Case Studies¶
Real-world deployment patterns with Director-AI.
Legal RAG Assistant¶
Setup: 400-document contract knowledge base, ChromaDB backend, ONNX GPU.
from director_ai import CoherenceScorer, VectorGroundTruthStore
from director_ai.core.vector_store import ChromaBackend
backend = ChromaBackend(
collection_name="legal_contracts",
persist_directory="/data/chroma",
embedding_model="BAAI/bge-large-en-v1.5",
)
store = VectorGroundTruthStore(backend=backend)
store.ingest(["Contract clause 1...", "Contract clause 2..."])
scorer = CoherenceScorer(
ground_truth_store=store,
use_nli=True,
threshold=0.7,
nli_device="cuda",
)
approved, score = scorer.review("What is the liability cap?", llm_response)
Results (14-day deployment, 1,247 queries/day):
| Metric | Before Director-AI | After |
|---|---|---|
| Hallucinated citations | 19% | 0.7% |
| False-halt rate | — | 0.9% |
| Median latency overhead | — | +11 ms |
| User satisfaction | 3.2/5 | 4.6/5 |
Key insight: setting threshold=0.7 (above the default 0.6) eliminated
nearly all false citations. The 0.9% false-halt rate was on edge cases
where the model couldn't find supporting evidence in the KB — users
rated these as "barely noticeable".
Estimated annual value: Halving lawyer review time on AI-drafted responses at $300/hr, 1,247 queries/day, 2 min saved per flagged query → ~$230K/year in reduced review costs.
Finance Research Agent (CrewAI)¶
Setup: 8-step research pipeline via CrewAI.
from crewai import Agent, Task, Crew
from director_ai.integrations.crewai import DirectorAITool
guardrail = DirectorAITool(
facts={"SEC filing date": "2025-12-15", "quarterly revenue": "$4.2B"},
threshold=0.30,
)
researcher = Agent(
role="Financial Researcher",
tools=[guardrail],
goal="Verify all claims against SEC filings",
)
Pattern: Streaming halt on outdated SEC filing data triggers automatic re-retrieval of the current filing.
Estimated annual value: Preventing one wrong SEC figure per quarter from reaching analysts. A single misquoted revenue number caught before distribution avoids potential regulatory scrutiny and reputational damage — conservatively $50K–$500K in risk avoidance per incident.
Creative Writing Co-Pilot¶
Setup: Long-form fiction with user-provided world bible as KB.

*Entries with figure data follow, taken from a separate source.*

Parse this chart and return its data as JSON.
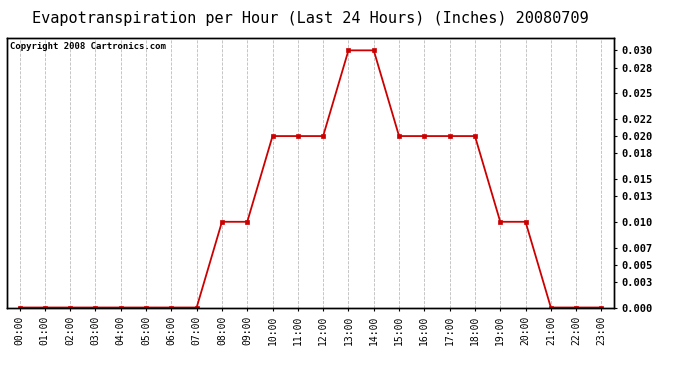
{
  "title": "Evapotranspiration per Hour (Last 24 Hours) (Inches) 20080709",
  "copyright": "Copyright 2008 Cartronics.com",
  "hours": [
    "00:00",
    "01:00",
    "02:00",
    "03:00",
    "04:00",
    "05:00",
    "06:00",
    "07:00",
    "08:00",
    "09:00",
    "10:00",
    "11:00",
    "12:00",
    "13:00",
    "14:00",
    "15:00",
    "16:00",
    "17:00",
    "18:00",
    "19:00",
    "20:00",
    "21:00",
    "22:00",
    "23:00"
  ],
  "values": [
    0.0,
    0.0,
    0.0,
    0.0,
    0.0,
    0.0,
    0.0,
    0.0,
    0.01,
    0.01,
    0.02,
    0.02,
    0.02,
    0.03,
    0.03,
    0.02,
    0.02,
    0.02,
    0.02,
    0.01,
    0.01,
    0.0,
    0.0,
    0.0
  ],
  "yticks": [
    0.0,
    0.003,
    0.005,
    0.007,
    0.01,
    0.013,
    0.015,
    0.018,
    0.02,
    0.022,
    0.025,
    0.028,
    0.03
  ],
  "ymax": 0.0315,
  "line_color": "#cc0000",
  "marker_color": "#cc0000",
  "bg_color": "#ffffff",
  "grid_color": "#bbbbbb",
  "title_fontsize": 11,
  "copyright_fontsize": 6.5,
  "tick_fontsize": 7,
  "ytick_fontsize": 7.5
}
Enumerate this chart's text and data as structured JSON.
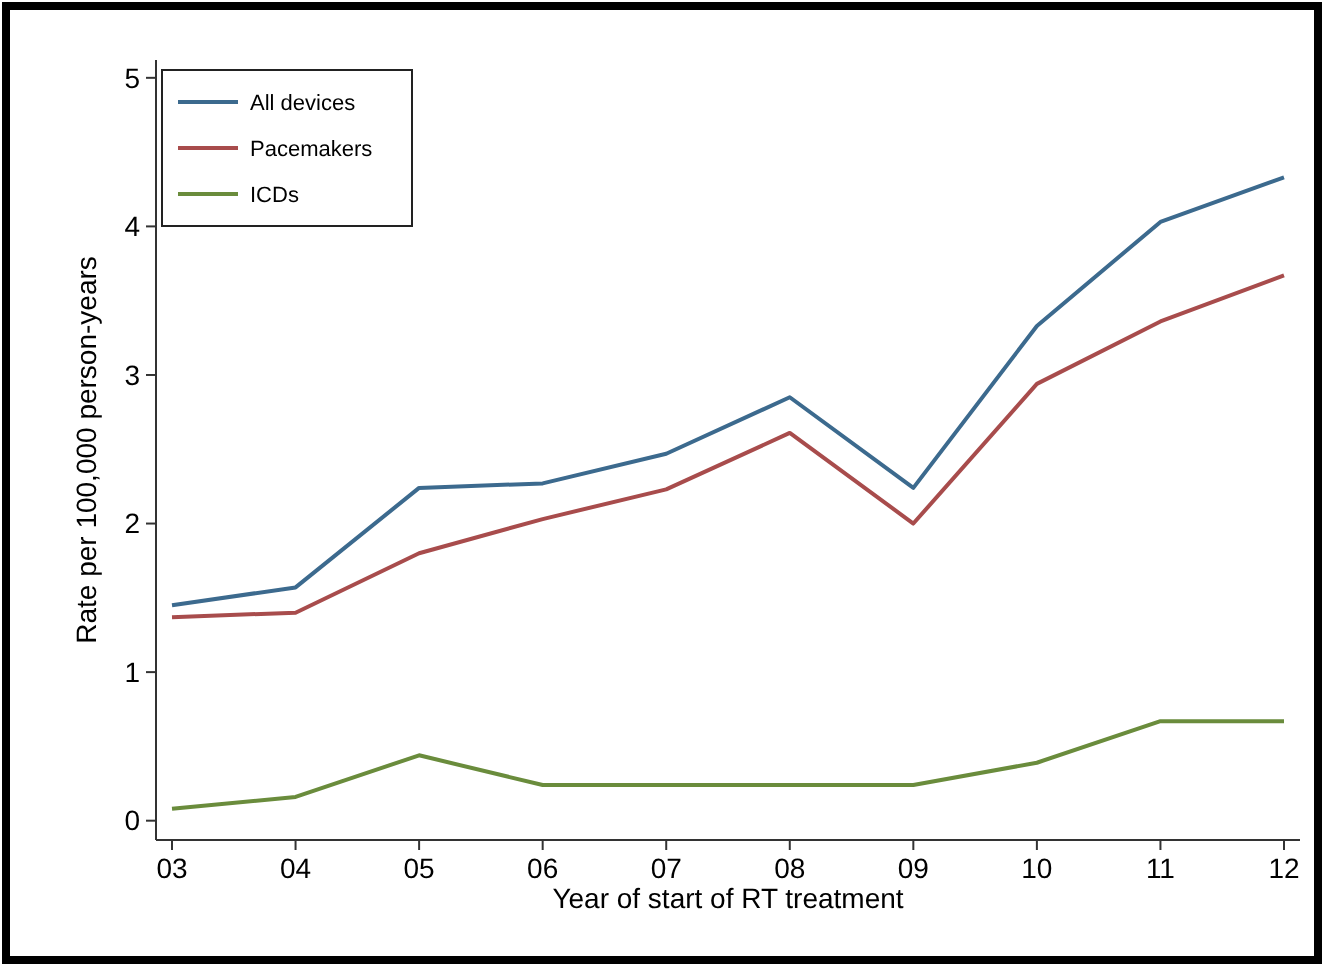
{
  "chart_data": {
    "type": "line",
    "xlabel": "Year of start of RT treatment",
    "ylabel": "Rate per 100,000 person-years",
    "categories": [
      "03",
      "04",
      "05",
      "06",
      "07",
      "08",
      "09",
      "10",
      "11",
      "12"
    ],
    "ylim": [
      -0.13,
      5.12
    ],
    "yticks": [
      0,
      1,
      2,
      3,
      4,
      5
    ],
    "grid": false,
    "legend": "top left",
    "marker": "none",
    "line_style": "solid",
    "series": [
      {
        "name": "All devices",
        "color": "#3c6a8e",
        "values": [
          1.45,
          1.57,
          2.24,
          2.27,
          2.47,
          2.85,
          2.24,
          3.33,
          4.03,
          4.33
        ]
      },
      {
        "name": "Pacemakers",
        "color": "#a84c4c",
        "values": [
          1.37,
          1.4,
          1.8,
          2.03,
          2.23,
          2.61,
          2.0,
          2.94,
          3.36,
          3.67
        ]
      },
      {
        "name": "ICDs",
        "color": "#6a8c3c",
        "values": [
          0.08,
          0.16,
          0.44,
          0.24,
          0.24,
          0.24,
          0.24,
          0.39,
          0.67,
          0.67
        ]
      }
    ]
  }
}
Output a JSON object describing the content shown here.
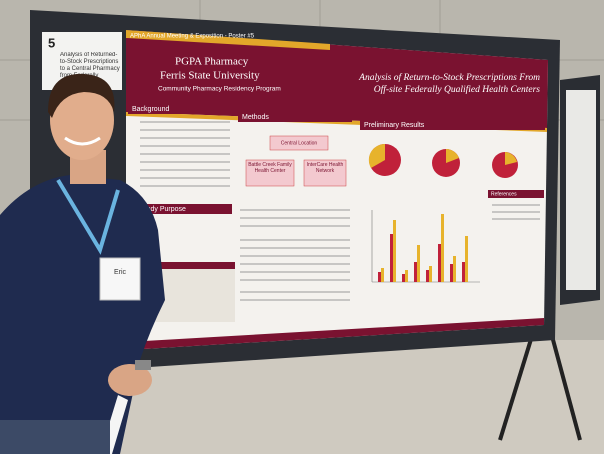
{
  "placard": {
    "number": "5",
    "title": "Analysis of Returned-to-Stock Prescriptions to a Central Pharmacy from Federally Qualified"
  },
  "poster": {
    "banner": "APhA Annual Meeting & Exposition - Poster #5",
    "org": [
      "PGPA Pharmacy",
      "Ferris State University",
      "Community Pharmacy Residency Program"
    ],
    "title": [
      "Analysis of Return-to-Stock Prescriptions From",
      "Off-site Federally Qualified Health Centers"
    ],
    "sections": {
      "background": "Background",
      "methods": "Methods",
      "results": "Preliminary Results",
      "purpose": "Study Purpose",
      "references": "References"
    },
    "sites": [
      "Central Location",
      "Battle Creek Family Health Center",
      "InterCare Health Network"
    ]
  },
  "badge": {
    "name": "Eric"
  }
}
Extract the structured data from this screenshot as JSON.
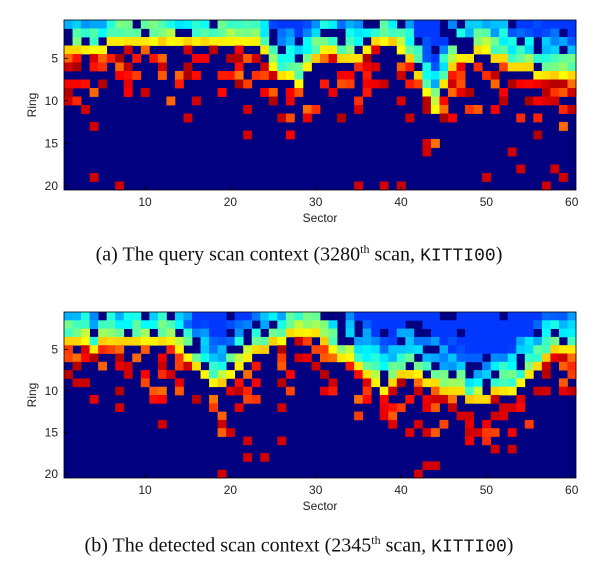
{
  "chart_data": [
    {
      "type": "heatmap",
      "id": "query",
      "xlabel": "Sector",
      "ylabel": "Ring",
      "xlim": [
        1,
        60
      ],
      "ylim": [
        1,
        20
      ],
      "xticks": [
        10,
        20,
        30,
        40,
        50,
        60
      ],
      "yticks": [
        5,
        10,
        15,
        20
      ],
      "colormap": "jet",
      "background_value": 0,
      "caption": {
        "prefix": "(a) The query scan context (3280",
        "sup": "th",
        "middle": " scan, ",
        "dataset": "KITTI00",
        "suffix": ")"
      },
      "profile": [
        4,
        4,
        4,
        4,
        4,
        3,
        3,
        3,
        3,
        3,
        3,
        3,
        3,
        3,
        3,
        3,
        3,
        3,
        3,
        3,
        3,
        3,
        3,
        4,
        6,
        7,
        7,
        8,
        6,
        5,
        4,
        4,
        5,
        5,
        5,
        4,
        3,
        3,
        3,
        4,
        5,
        7,
        9,
        11,
        8,
        6,
        5,
        5,
        4,
        4,
        5,
        5,
        6,
        6,
        6,
        7,
        7,
        7,
        7,
        7
      ]
    },
    {
      "type": "heatmap",
      "id": "detected",
      "xlabel": "Sector",
      "ylabel": "Ring",
      "xlim": [
        1,
        60
      ],
      "ylim": [
        1,
        20
      ],
      "xticks": [
        10,
        20,
        30,
        40,
        50,
        60
      ],
      "yticks": [
        5,
        10,
        15,
        20
      ],
      "colormap": "jet",
      "background_value": 0,
      "caption": {
        "prefix": "(b) The detected scan context (2345",
        "sup": "th",
        "middle": " scan, ",
        "dataset": "KITTI00",
        "suffix": ")"
      },
      "profile": [
        4,
        4,
        4,
        5,
        4,
        4,
        4,
        4,
        4,
        4,
        4,
        4,
        4,
        5,
        6,
        7,
        8,
        9,
        9,
        8,
        7,
        6,
        5,
        5,
        4,
        4,
        3,
        3,
        3,
        3,
        4,
        5,
        6,
        6,
        7,
        8,
        9,
        10,
        9,
        8,
        8,
        8,
        9,
        9,
        10,
        10,
        10,
        11,
        11,
        11,
        10,
        10,
        10,
        9,
        8,
        7,
        6,
        5,
        5,
        5
      ]
    }
  ]
}
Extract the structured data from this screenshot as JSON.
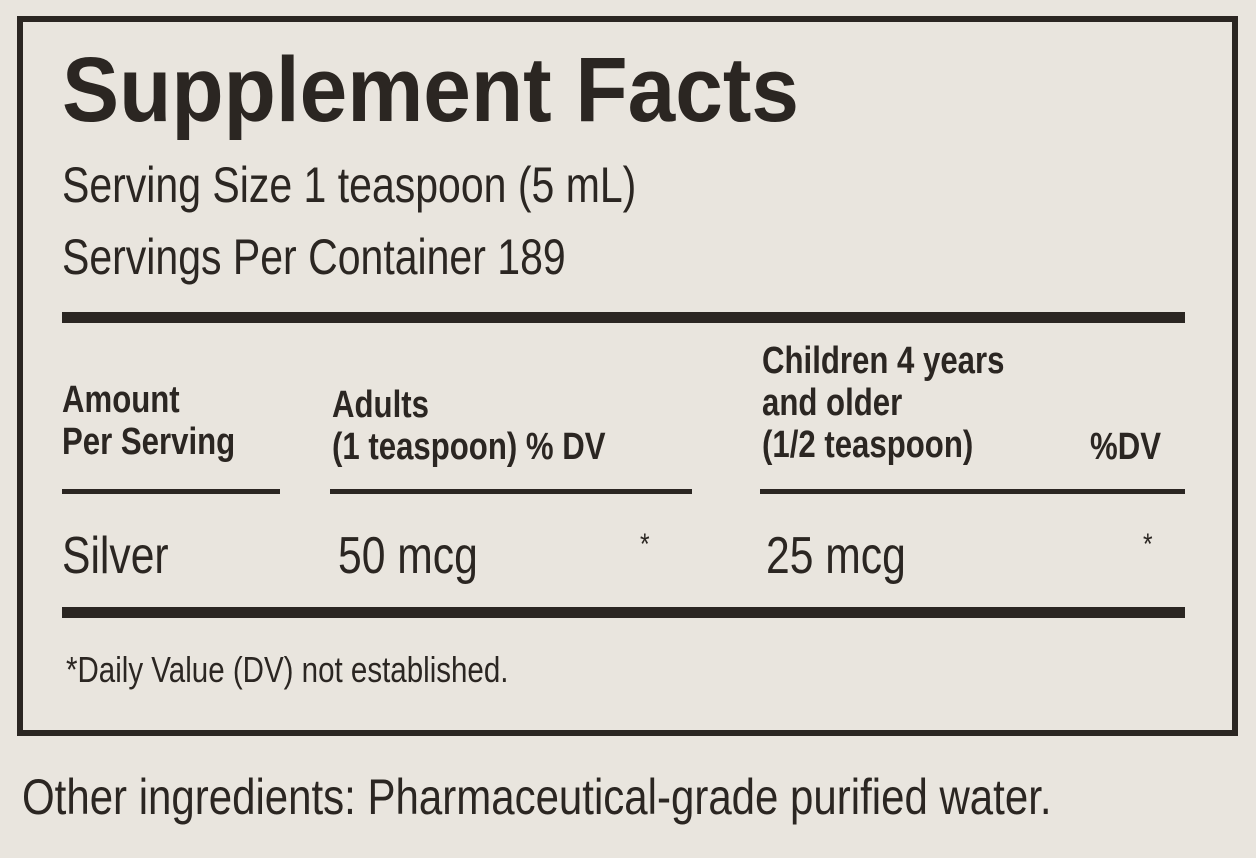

from director_ai import CoherenceScorer, GroundTruthStore
store = GroundTruthStore() # empty — populate with your KB
store.add("protagonist", "Kael is a frost mage from the Northern Reach.")
store.add("magic system", "Only three schools of magic exist: frost, flame, void.")
scorer = CoherenceScorer(
ground_truth_store=store,
threshold=0.4,
soft_limit=0.5,
use_nli=True,
)
approved, score = scorer.review(
"Describe Kael's abilities",
draft_paragraph,
)
if score.warning:
logger.warning("Low coherence: %s", score.score)
Results:
| Metric | Director-AI | Llama Guard 3 |
|---|---|---|
| False-halt rate (creative text) | 2.1% | 14% |
| Factual consistency with world bible | 94% | N/A (no KB) |
| Latency overhead | +15 ms | +300 ms |
Key insight: creative writing needs low thresholds (0.4) and
soft_limit warn-only mode for first drafts. Switch to threshold=0.6
for final consistency checks against the world bible.
Estimated annual value: Reducing continuity-error editing passes from 3 to 1 per chapter. For a 20-chapter novel, saves ~40 hours of editorial time at $75/hr → ~$3K per book project.
Deployment patterns¶
Warn-only mode (development)¶
from director_ai import CoherenceScorer, GroundTruthStore
store = GroundTruthStore() # empty — populate with your KB
scorer = CoherenceScorer(threshold=0.3, soft_limit=0.5, ground_truth_store=store)
approved, score = scorer.review(query, response)
if score.warning:
logger.warning("Low coherence: %s", score.score)
Strict mode (production)¶
from director_ai import CoherenceScorer
scorer = CoherenceScorer(
threshold=0.6,
strict_mode=True,
use_nli=True,
)